Misconduct does not have to be something that occurs in the course of actual work or at the actual place of work or even be connected with the work. All that is required is that, in some respect or other, it affects (or could be thought to be likely to affect) the employee when they are doing their work.

Where the activity is not private and where the link to the employer is readily identifiable, there will clearly be a case for disciplinary action. Typically, this will involve LinkedIn or on Facebook, where the employer is listed on the employee’s profile. However, where the activity is ostensibly private and there is no obvious link to the employer, what matters is whether, once discovered by the employer, it has an impact on the employee’s ability to do his job.

In Gosden v Lifeline Project Limited, an employment tribunal upheld the dismissal of a drugs welfare worker who expressed sexist and racist views in a private email sent from his home computer to that of a friend (ET/2802731/2009).

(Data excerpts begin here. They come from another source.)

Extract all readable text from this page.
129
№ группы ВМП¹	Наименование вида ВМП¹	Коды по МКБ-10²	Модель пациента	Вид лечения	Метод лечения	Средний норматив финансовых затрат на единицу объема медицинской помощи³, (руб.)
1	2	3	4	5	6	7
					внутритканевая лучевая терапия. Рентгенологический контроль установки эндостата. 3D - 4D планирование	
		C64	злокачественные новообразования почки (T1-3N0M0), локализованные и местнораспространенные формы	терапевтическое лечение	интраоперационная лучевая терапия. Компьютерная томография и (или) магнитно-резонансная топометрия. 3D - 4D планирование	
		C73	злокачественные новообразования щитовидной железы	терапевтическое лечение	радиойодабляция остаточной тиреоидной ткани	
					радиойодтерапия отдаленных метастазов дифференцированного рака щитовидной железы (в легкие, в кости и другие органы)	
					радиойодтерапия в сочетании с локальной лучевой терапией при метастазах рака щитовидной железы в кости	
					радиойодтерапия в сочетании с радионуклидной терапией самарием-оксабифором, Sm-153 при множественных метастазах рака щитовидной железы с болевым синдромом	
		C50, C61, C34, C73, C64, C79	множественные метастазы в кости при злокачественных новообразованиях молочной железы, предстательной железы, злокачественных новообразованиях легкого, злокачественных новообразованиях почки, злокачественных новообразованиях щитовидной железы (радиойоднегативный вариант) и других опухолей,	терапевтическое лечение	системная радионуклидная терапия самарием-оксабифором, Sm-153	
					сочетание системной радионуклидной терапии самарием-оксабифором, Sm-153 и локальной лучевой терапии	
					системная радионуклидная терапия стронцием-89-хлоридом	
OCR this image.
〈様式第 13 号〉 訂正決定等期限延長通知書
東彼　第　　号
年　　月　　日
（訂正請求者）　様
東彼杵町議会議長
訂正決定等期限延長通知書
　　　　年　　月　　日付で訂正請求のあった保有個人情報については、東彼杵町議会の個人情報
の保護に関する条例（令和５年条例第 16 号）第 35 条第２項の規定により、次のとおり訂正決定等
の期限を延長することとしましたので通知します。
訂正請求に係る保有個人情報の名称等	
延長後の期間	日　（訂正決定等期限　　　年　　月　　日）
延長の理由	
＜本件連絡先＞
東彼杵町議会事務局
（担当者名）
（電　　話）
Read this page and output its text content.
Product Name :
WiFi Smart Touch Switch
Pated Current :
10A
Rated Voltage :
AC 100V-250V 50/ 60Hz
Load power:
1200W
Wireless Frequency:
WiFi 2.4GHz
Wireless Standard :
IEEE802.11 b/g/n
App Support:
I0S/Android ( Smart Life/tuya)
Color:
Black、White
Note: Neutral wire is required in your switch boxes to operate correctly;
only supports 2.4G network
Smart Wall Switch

What this case does not clarify is whether any employee found to have forwarded such an email could reasonably be dismissed by his employer. Much depends on the employee’s role and the extent to which holding such views is inconsistent with that role. Most employers would argue that sexist and racist views are incompatible with their approach to equal opportunities and, therefore, completely unacceptable. Where such views are expressed, however, it may be harder to justify the dismissal of a junior employee with general duties, such as a filing clerk or catering assistant, than someone in a role (as in Gosden) with a close connection to individuals who share the characteristics disparaged in the email.

Gosden is only an employment tribunal decision and does not bind other tribunals. Further case law will be needed before the boundaries of the employment relationship in this context can be drawn with absolute certainty.

In the meantime, employers should put in place clear social media policies which make clear to employees the approach that they will take to conduct in both the professional and private sphere.